Confectionary & Snacks

Cartoner for Ritter Sport

A robot places individual bars from transport cartons onto a feeding conveyor belt.

Flexible Packaging for Chocolate Variants

  • Two TLM cartoning lines pack 330 bars per minute each
  • Pick-and-place with image processing
  • Flexible grouping of bars with varying thicknesses (10 to 13 bars per display box)
  • Serialization for full traceability
  • Tool-free format changes

Requirements

Multiple Varieties, One Packaging Format

Ritter Sport is one of Germany’s most iconic chocolate brands – not least due to its signature square shape. At its Reichenbach facility near Stuttgart, Ritter packs its bars into display boxes for retail.


The challenge: with around 40 flavors ranging from delicate marzipan to hearty whole hazelnut, bar thickness varies. This means the number of bars per box is constantly changing. Ritter needed a packaging system that could seamlessly handle different varieties without tool changes, while ensuring maximum efficiency and process stability.

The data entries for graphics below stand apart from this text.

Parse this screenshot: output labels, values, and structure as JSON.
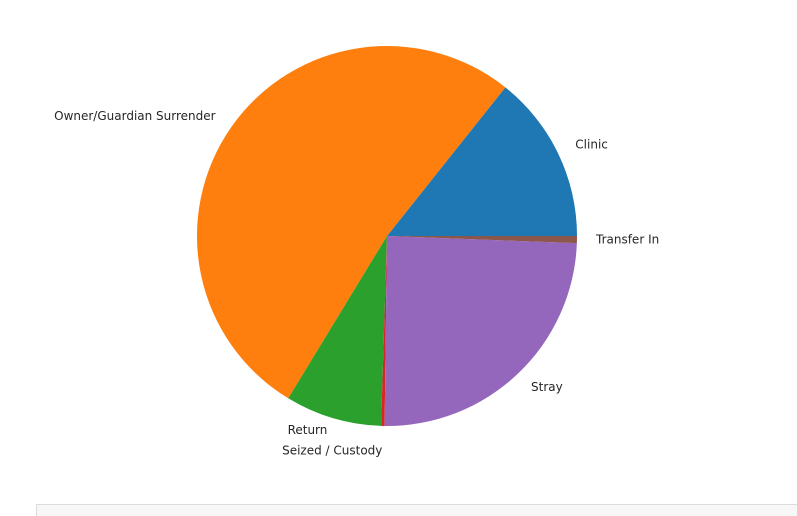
{
  "chart_data": {
    "type": "pie",
    "slices": [
      {
        "label": "Clinic",
        "value": 14.3,
        "color": "#1f77b4"
      },
      {
        "label": "Owner/Guardian Surrender",
        "value": 52.0,
        "color": "#ff7f0e"
      },
      {
        "label": "Return",
        "value": 8.2,
        "color": "#2ca02c"
      },
      {
        "label": "Seized / Custody",
        "value": 0.3,
        "color": "#d62728"
      },
      {
        "label": "Stray",
        "value": 24.6,
        "color": "#9467bd"
      },
      {
        "label": "Transfer In",
        "value": 0.6,
        "color": "#8c564b"
      }
    ],
    "start_angle_deg": 0,
    "direction": "counterclockwise",
    "legend": false
  }
}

Another requirement: the company was looking for a serialization solution to uniquely identify each bar and box. The aim was to automate data capture (e.g., best-before dates) and reliably apply product information for full traceability.

Solution

Flexible Packaging and Reliable Serialization

Schubert supplied two identical TLM cartoners, each handling up to 330 bars per minute – fully automated, precise, and highly flexible. At the heart of each line is a camera-guided pick-and-place process: the chocolate bars arrive loosely packed in cardboard trays from the Waldenbuch production site. High-resolution cameras detect both quantity and position. Carton trays that are not completely filled or contain displaced bars are rejected – keeping the process smooth and stable.


The serialization solution is fully integrated: each bar receives a 2D data matrix code with relevant information such as batch and best-before date. In addition, an SSCC number is printed on each box to clearly assign it to the individual bars inside. Schubert integrated cameras and printers to provide a reliable traceability solution at full line performance.

“For us, camera-based robotics are all about efficient, smooth processes.”

Marco Wleklinski

Project Manager at Ritter Sport in Reichenbach

Technical Details

  • Use of image processing to check the number and position of the bars in the carton trays
  • Output per line: up to 33 display boxes per minute
  • Preprogrammed filling quantities for 10 to 13 bars per box
  • Automated product positioning

Perfect Orientation in the Display

The bars are fed in cardboard trays and placed by two pick-and-place robots onto a conveyor – five bars per cycle, with the sealed areas of the individual flowpack – the so-called fins –pointing outward. A single-lane infeed transports them to a grouping chain, where they are briefly positioned upright on a fin.

A tilting unit rotates the bars 90 degrees, aligning them with their text front-facing and the fins pointing outward again. A TLM-F2 robot groups 10 to 13 bars per the variety and inserts them into the formed display boxes. Sensors continuously monitor the product count. Simultaneously, folding and gluing steps are carried out – enabling a fast, flexible, and perfectly aligned packaging process.